Todo esto se ve y se siente porque Dobkin sale del estilo zumbón, ruidoso y frenético de Los rompebodas y se deja contagiar por el tono reposado y paciente de un guión donde sobresale la pluma de Nick Schenk (guionista de Gran Torino). Pero también a causa de que Downey Jr. toma su habitual pose relajada del “yo ya fui y volví” -que funciona, nos gusta a todos, pero corría el riesgo de empezar a desgastarse-, para problematizarla, para empezar a decirse y a decirnos que quizás le falta ir y volver unas cuantas veces más. Y porque Duvall sigue profundizando una estética de la fragilidad en sus apariciones, situando su capacidad de ser un referente en un lugar donde ya comenzó una despedida. Y también porque -vale decirlo- esto se extiende al resto de las actuaciones: hay en todo el film, a partir de las performances de D´Onofrio, Strong, Farmiga e incluso Billy Bob Thornton (como el fiscal que lleva el caso contra el Juez), personajes con varias pieles, con muchas cosas para decir desde sus miradas y gestos.
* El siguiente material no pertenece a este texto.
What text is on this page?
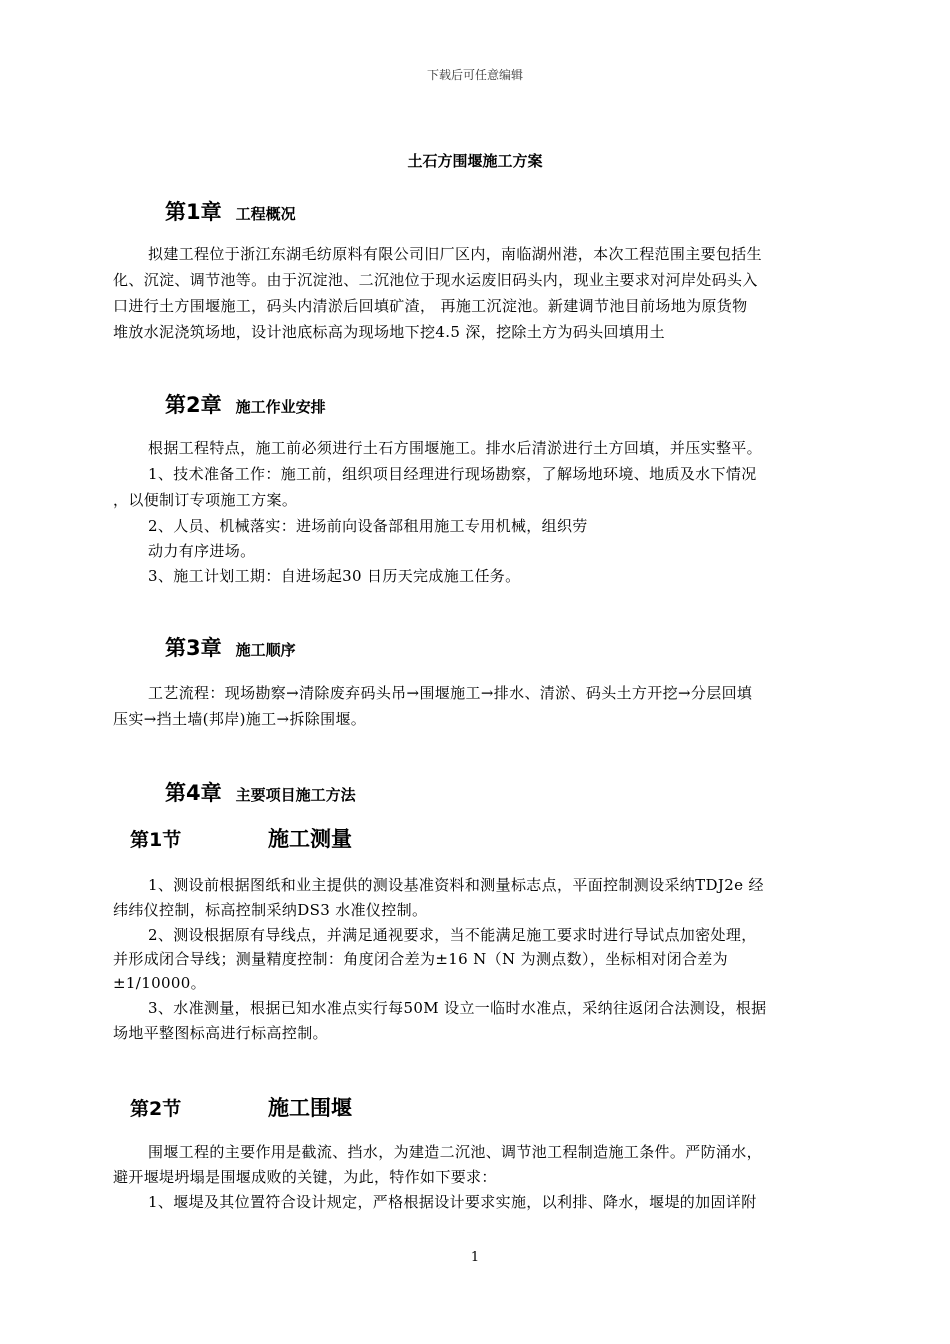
下载后可任意编辑
土石方围堰施工方案
第1章 工程概况
拟建工程位于浙江东湖毛纺原料有限公司旧厂区内，南临湖州港，本次工程范围主要包括生
化、沉淀、调节池等。由于沉淀池、二沉池位于现水运废旧码头内，现业主要求对河岸处码头入
口进行土方围堰施工，码头内清淤后回填矿渣， 再施工沉淀池。新建调节池目前场地为原货物
堆放水泥浇筑场地，设计池底标高为现场地下挖4.5 深，挖除土方为码头回填用土
第2章 施工作业安排
根据工程特点，施工前必须进行土石方围堰施工。排水后清淤进行土方回填，并压实整平。
1、技术准备工作：施工前，组织项目经理进行现场勘察，了解场地环境、地质及水下情况
，以便制订专项施工方案。
2、人员、机械落实：进场前向设备部租用施工专用机械，组织劳
动力有序进场。
3、施工计划工期：自进场起30 日历天完成施工任务。
第3章 施工顺序
工艺流程：现场勘察→清除废弃码头吊→围堰施工→排水、清淤、码头土方开挖→分层回填
压实→挡土墙(邦岸)施工→拆除围堰。
第4章 主要项目施工方法
第1节	施工测量
1、测设前根据图纸和业主提供的测设基准资料和测量标志点，平面控制测设采纳TDJ2e 经
纬纬仪控制，标高控制采纳DS3 水准仪控制。
2、测设根据原有导线点，并满足通视要求，当不能满足施工要求时进行导试点加密处理，
并形成闭合导线；测量精度控制：角度闭合差为±16 N（N 为测点数），坐标相对闭合差为
±1/10000。
3、水准测量，根据已知水准点实行每50M 设立一临时水准点，采纳往返闭合法测设，根据
场地平整图标高进行标高控制。
第2节	施工围堰
围堰工程的主要作用是截流、挡水，为建造二沉池、调节池工程制造施工条件。严防涌水，
避开堰堤坍塌是围堰成败的关键，为此，特作如下要求：
1、堰堤及其位置符合设计规定，严格根据设计要求实施，以利排、降水，堰堤的加固详附
1
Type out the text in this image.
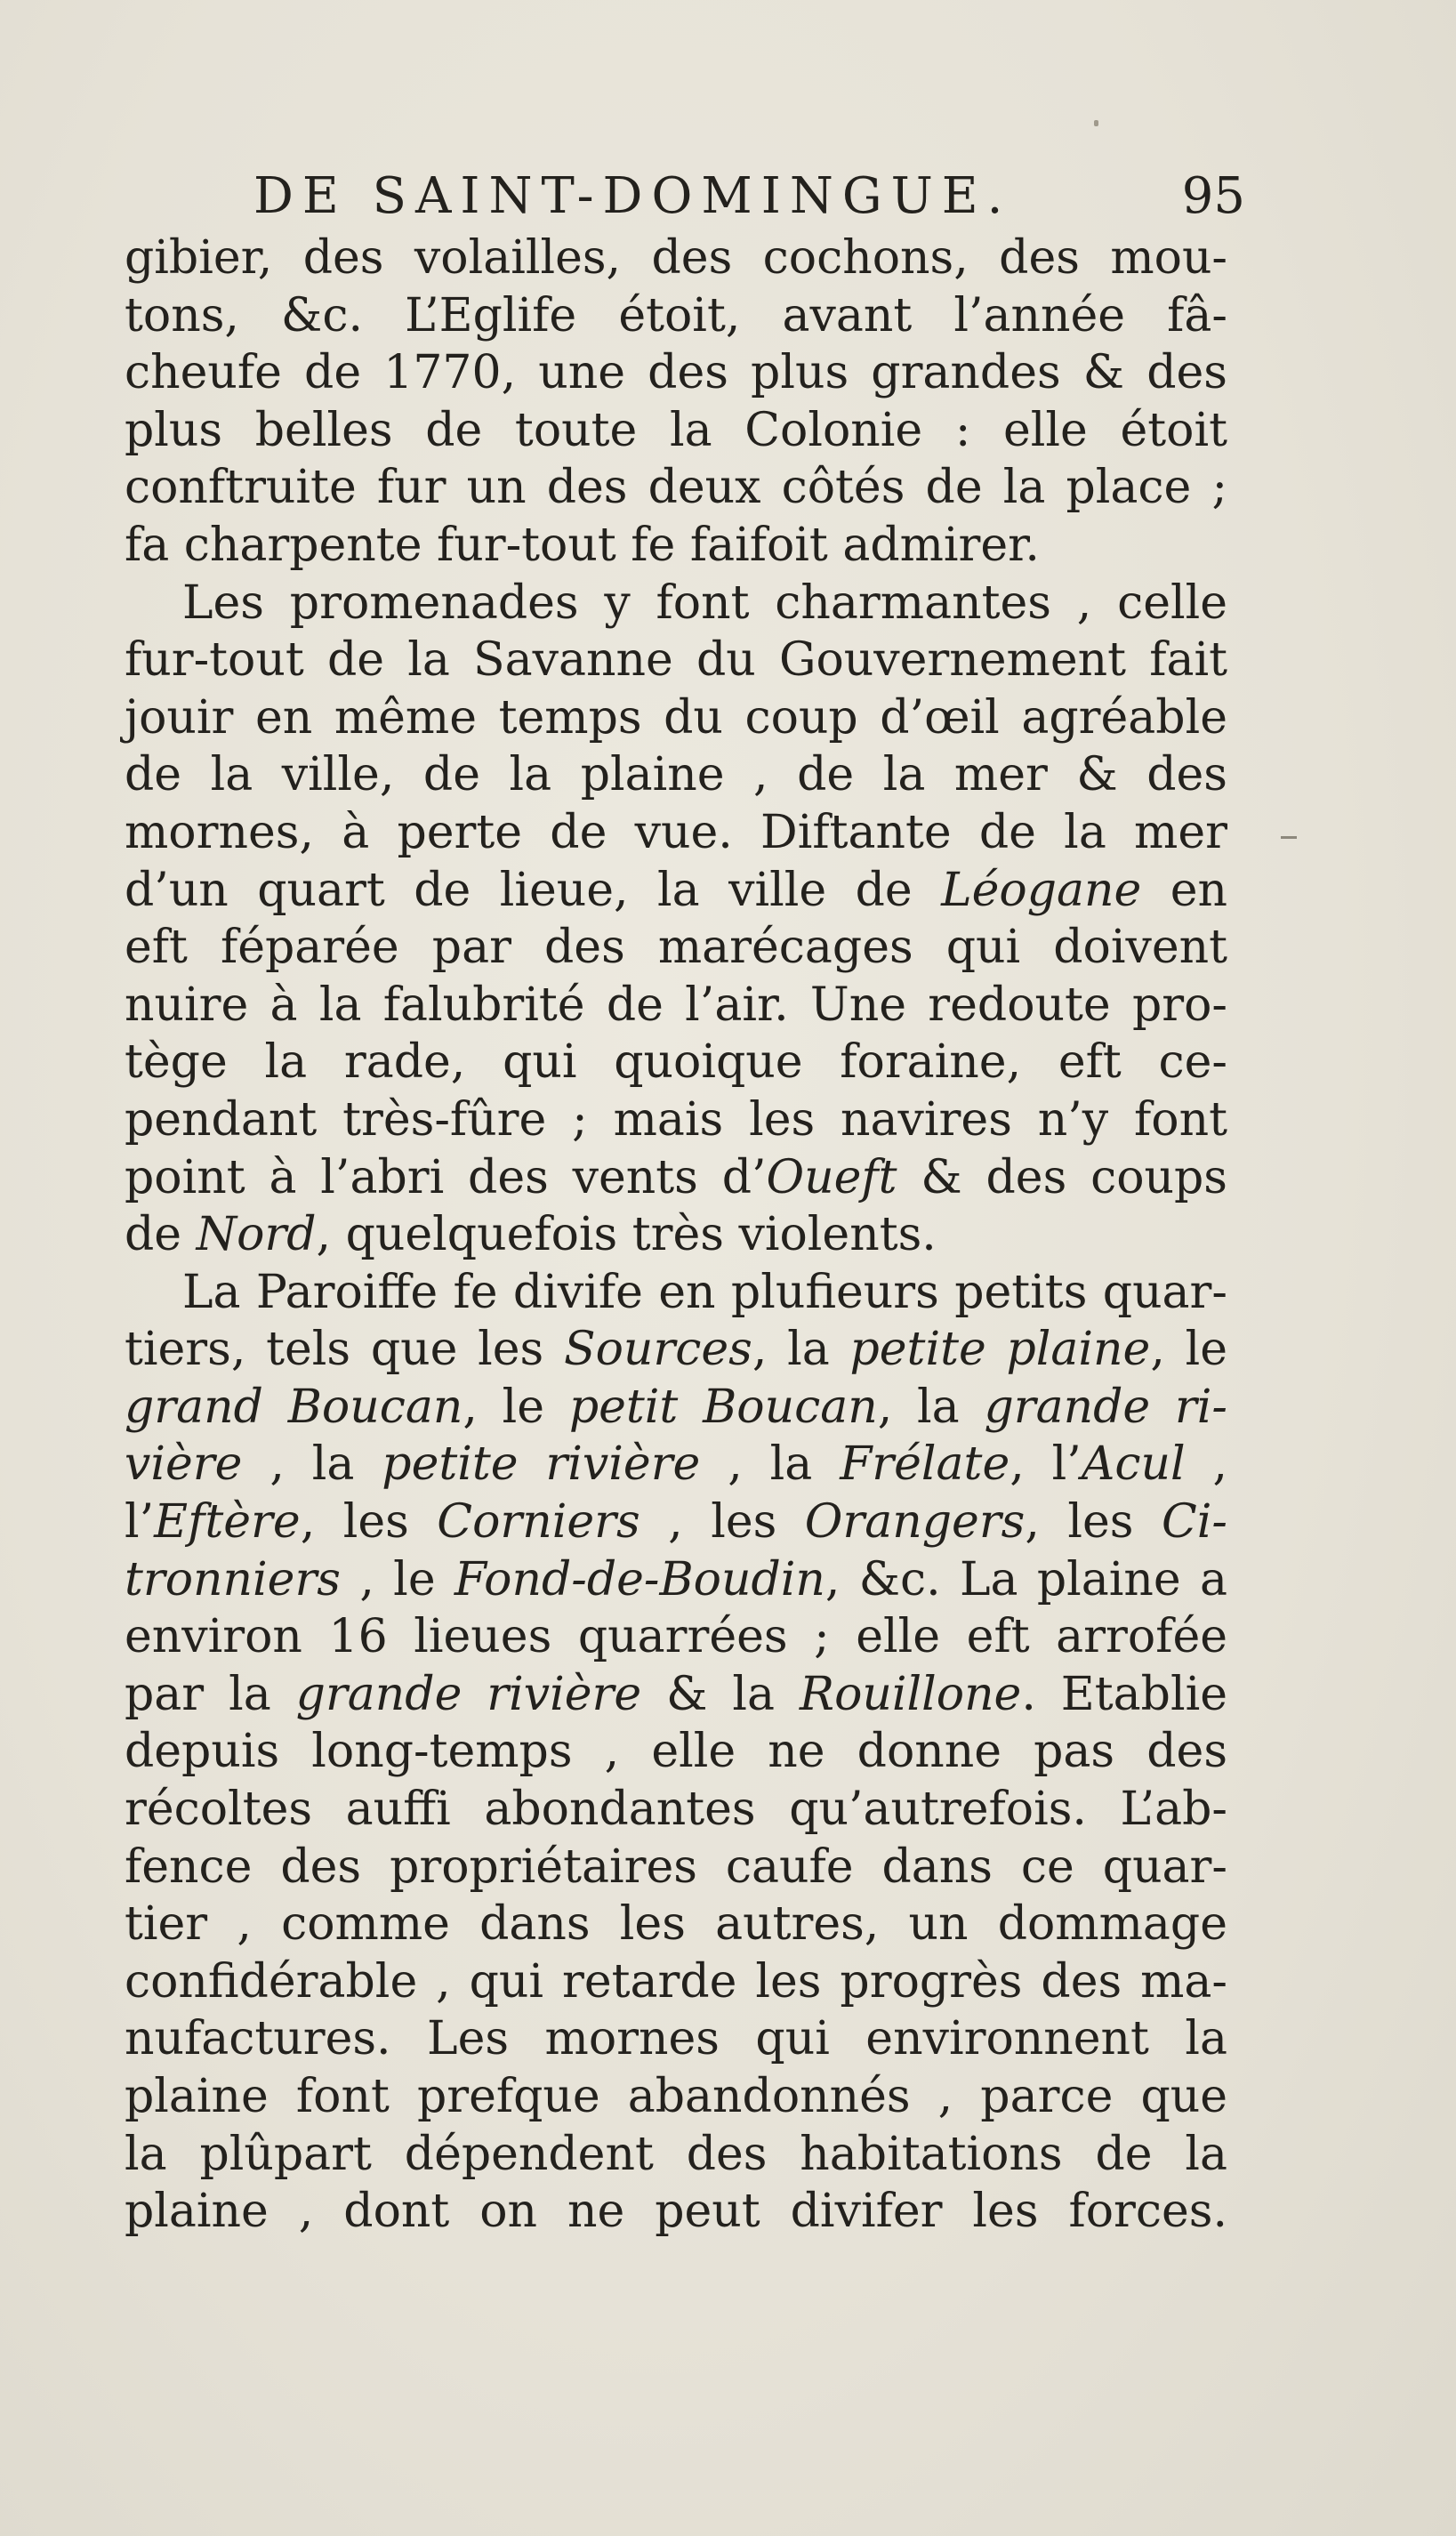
DE SAINT-DOMINGUE.	95
gibier, des volailles, des cochons, des mou-
tons, &c. L’Eglife étoit, avant l’année fâ-
cheufe de 1770, une des plus grandes & des
plus belles de toute la Colonie : elle étoit
conftruite fur un des deux côtés de la place ;
fa charpente fur-tout fe faifoit admirer.
Les promenades y font charmantes , celle
fur-tout de la Savanne du Gouvernement fait
jouir en même temps du coup d’œil agréable
de la ville, de la plaine , de la mer & des
mornes, à perte de vue. Diftante de la mer
d’un quart de lieue, la ville de Léogane en
eft féparée par des marécages qui doivent
nuire à la falubrité de l’air. Une redoute pro-
tège la rade, qui quoique foraine, eft ce-
pendant très-fûre ; mais les navires n’y font
point à l’abri des vents d’Oueft & des coups
de Nord, quelquefois très violents.
La Paroiffe fe divife en plufieurs petits quar-
tiers, tels que les Sources, la petite plaine, le
grand Boucan, le petit Boucan, la grande ri-
vière , la petite rivière , la Frélate, l’Acul ,
l’Eftère, les Corniers , les Orangers, les Ci-
tronniers , le Fond-de-Boudin, &c. La plaine a
environ 16 lieues quarrées ; elle eft arrofée
par la grande rivière & la Rouillone. Etablie
depuis long-temps , elle ne donne pas des
récoltes auffi abondantes qu’autrefois. L’ab-
fence des propriétaires caufe dans ce quar-
tier , comme dans les autres, un dommage
confidérable , qui retarde les progrès des ma-
nufactures. Les mornes qui environnent la
plaine font prefque abandonnés , parce que
la plûpart dépendent des habitations de la
plaine , dont on ne peut divifer les forces.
El juez es una película de cuerpos: de cuerpos desgastados por el tiempo, por el dolor, por los rencores, por el miedo. Cuerpos que atravesaron demasiado pero que descubren que tienen bastante aún por aprender. Cuerpos encarnados por figuras actorales que dieron mucho, que pasaron unas cuantas cosas, pero que revelan que puede barajar y dar de nuevo. Film de pérdidas, de despedidas, de reencuentros, de revelaciones, de dolor, El juez es más que nada un film de aprendizajes, siempre enlazados con la necesidad de ser coherente, sincero, honesto, consigo mismo y con los demás. El juez, como sus personajes, también realiza un proceso de aprendizaje a medida que transcurren sus minutos. Sin ser espléndida, aún con sus defectos, aprende a ser una gran película.